Pero, además, se consideraba que la presión fiscal eclesiástica era una rémora para el impulso de la agricultura, ya que la mayor parte de esos impuestos recaían sobre el campo, como el diezmo. Por otro lado, gran parte de las propiedades de la Iglesia fueron desamortizadas, especialmente las relacionadas con las órdenes religiosas, es decir, con el clero regular. Estos hechos provocaron un fuerte rechazo de la Iglesia al establecimiento del liberalismo en España, y una parte del clero decidió abrazar la causa carlista con entusiasmo, además de por motivos ideológicos. Así pues, los nuevos gobernantes liberales tuvieron que plantear alguna alternativa para garantizar la existencia de la Iglesia y de sus actividades religiosas, habida cuenta que, constitucionalmente, España era oficialmente un Estado católico, e intentar restablecer unas buenas relaciones con Roma. Las Constituciones de la época de Isabel II dejaban muy clara la obligación del Estado para con la Iglesia. El artículo 11 de la Constitución de 1837 establecía que la Nación se obligaba a “mantener el culto y los ministros de la religión católica que profesan los españoles”. Más contundente era el mismo artículo de la Constitución de 1845: “la religión de la Nación española es la católica, apostólica, romana. El Estado se obliga a mantener el culto y sus ministros”.

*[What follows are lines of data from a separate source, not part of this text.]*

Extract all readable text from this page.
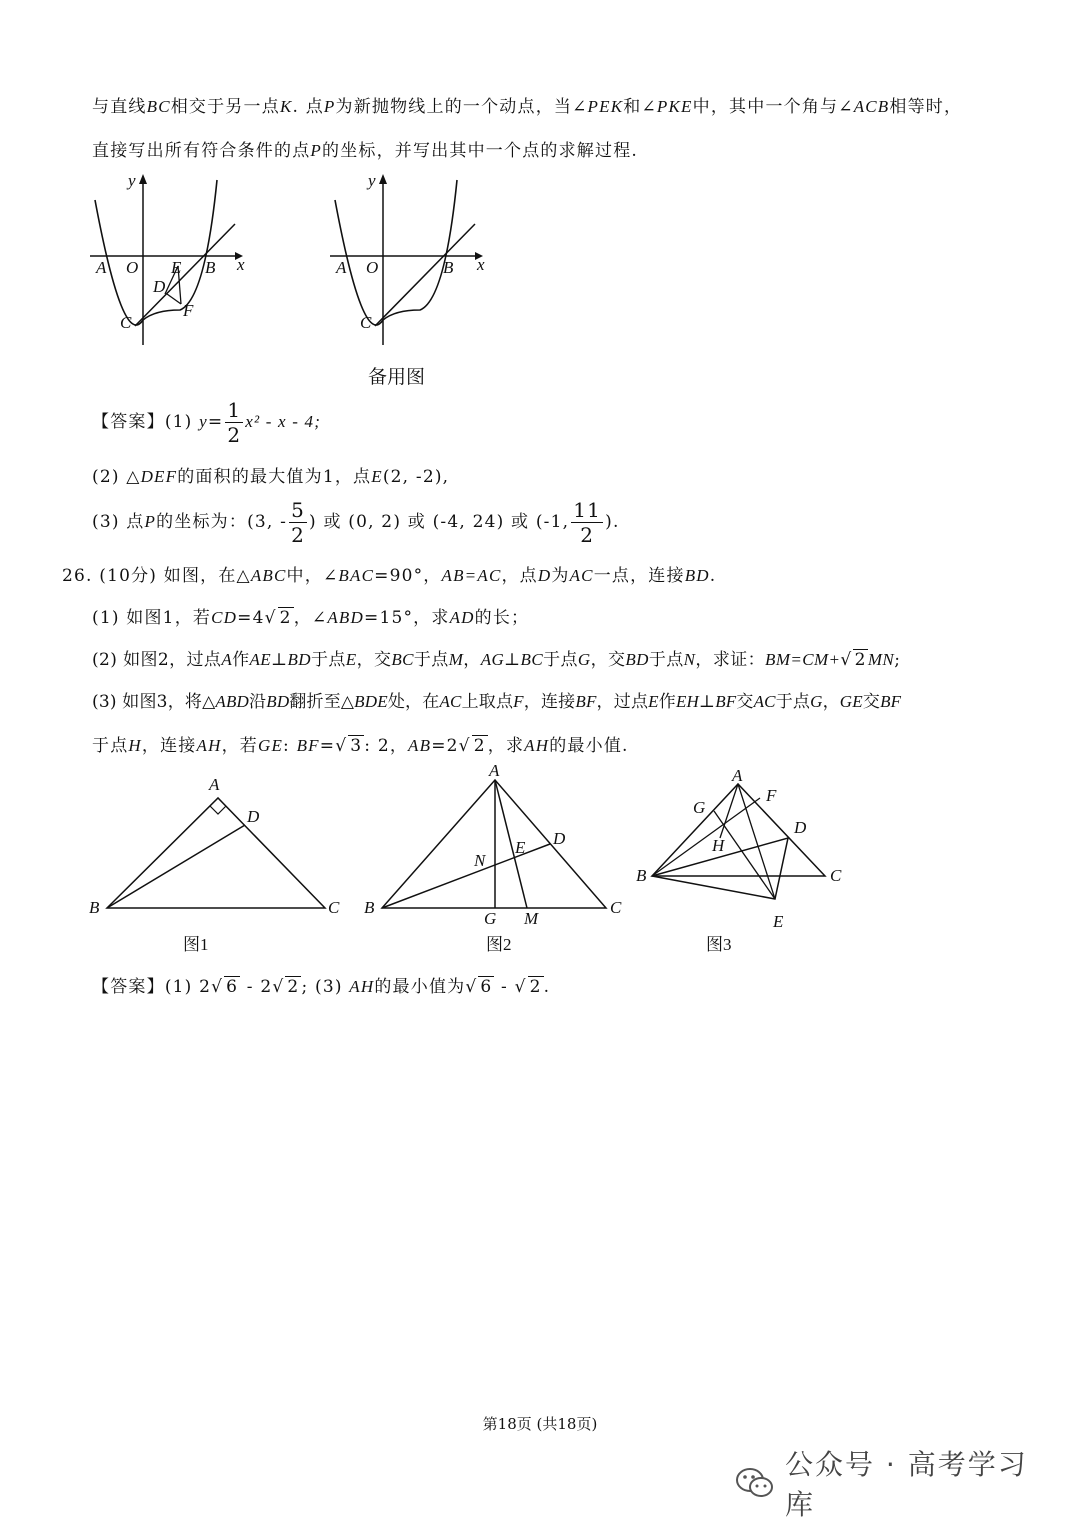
与直线BC相交于另一点K. 点P为新抛物线上的一个动点，当∠PEK和∠PKE中，其中一个角与∠ACB相等时，
直接写出所有符合条件的点P的坐标，并写出其中一个点的求解过程.
y
x
A O E B
D
F
C
y
x
A O	B
C
备用图
【答案】(1) $y= \frac{1}{2} x^2 - x - 4$;
(2) △DEF的面积的最大值为1，点E(2, -2),
(3) 点P的坐标为：(3, - $\frac{5}{2}$ ) 或 (0, 2) 或 (-4, 24) 或 (-1, $\frac{11}{2}$ ).
26. (10分) 如图，在△ABC中，∠BAC=90°，AB=AC，点D为AC一点，连接BD.
(1) 如图1，若CD=4√ 2 ，∠ABD=15°，求AD的长；
(2) 如图2，过点A作AE⊥BD于点E，交BC于点M，AG⊥BC于点G，交BD于点N，求证：BM=CM+√ 2 MN;
(3) 如图3，将△ABD沿BD翻折至△BDE处，在AC上取点F，连接BF，过点E作EH⊥BF交AC于点G，GE交BF
于点H，连接AH，若GE: BF=√ 3 : 2，AB=2√ 2 ，求AH的最小值.
A
D
B	C
图1
A
D
E
N
B
G M
C
图2
A
F
G
D
H
B	C
E
图3
【答案】(1) 2√ 6 - 2√ 2 ; (3) AH的最小值为√ 6 - √ 2 .
第18页 (共18页)
公众号 · 高考学习库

La ley que sacó adelante Mendizábal en 1837 abolía los diezmos, nacionalizaba los bienes del clero secular, y establecía que las rentas que generaban estos bienes debían ser administradas por unas juntas diocesanas para el sostenimiento de la Iglesia. Pero la propia ley creaba una alternativa, ya que el primer medio era insuficiente para el objetivo que se pretendía. La ley creaba la Contribución de Culto y Clero, que debía recaudarse a través de un sistema de repartimiento. A medida que se fueran vendiendo los bienes, la Contribución adquiriría un mayor peso en el conjunto de los fondos destinados para sostener a la Iglesia, hasta que fuera la única fuente. Pero esta reforma de Mendizábal no se pondría en marcha porque al poco tiempo dejó sus responsabilidades políticas por el complot de los moderados que derribó al gobierno de Calatrava.
Cuando regresaron los progresistas al poder en 1840 con Espartero se estableció la Contribución de Culto y Clero, que debía salir de los municipios, encargados de sostener el culto parroquial, de los bienes nacionalizados del clero y de un repartimiento provincial, que se fue elevando año tras año. Los moderados renovaron esta Contribución en el año 1844, aumentando considerablemente su cuantía. Mon, al frente de Hacienda, decidió que saliera de las rentas de los bienes devueltos a la Iglesia, ya que la desamortización fue paralizada en ese mismo año, dentro del intento de restablecer buenas relaciones con la Santa Sede, además de los plazos que faltaban por pagar de las propiedades ya vendidas, así como del producto de la Bula de Cruzada. Si no se llegaba al total, que ascendía a 150 millones de reales, se recurriría al crédito.
Pero los moderados, además de lo estipulado en 1844, decidieron que había que estabilizar la cuestión de la financiación de la Iglesia. Así pues, una ley de 1849 sentó las bases de lo que debía aportar el Estado a la Iglesia. Además de dedicar los bienes devueltos y la Bula de Cruzada, como hemos visto, se dispuso una parte de las encomiendas de las órdenes militares y otra parte de la Contribución de Inmuebles.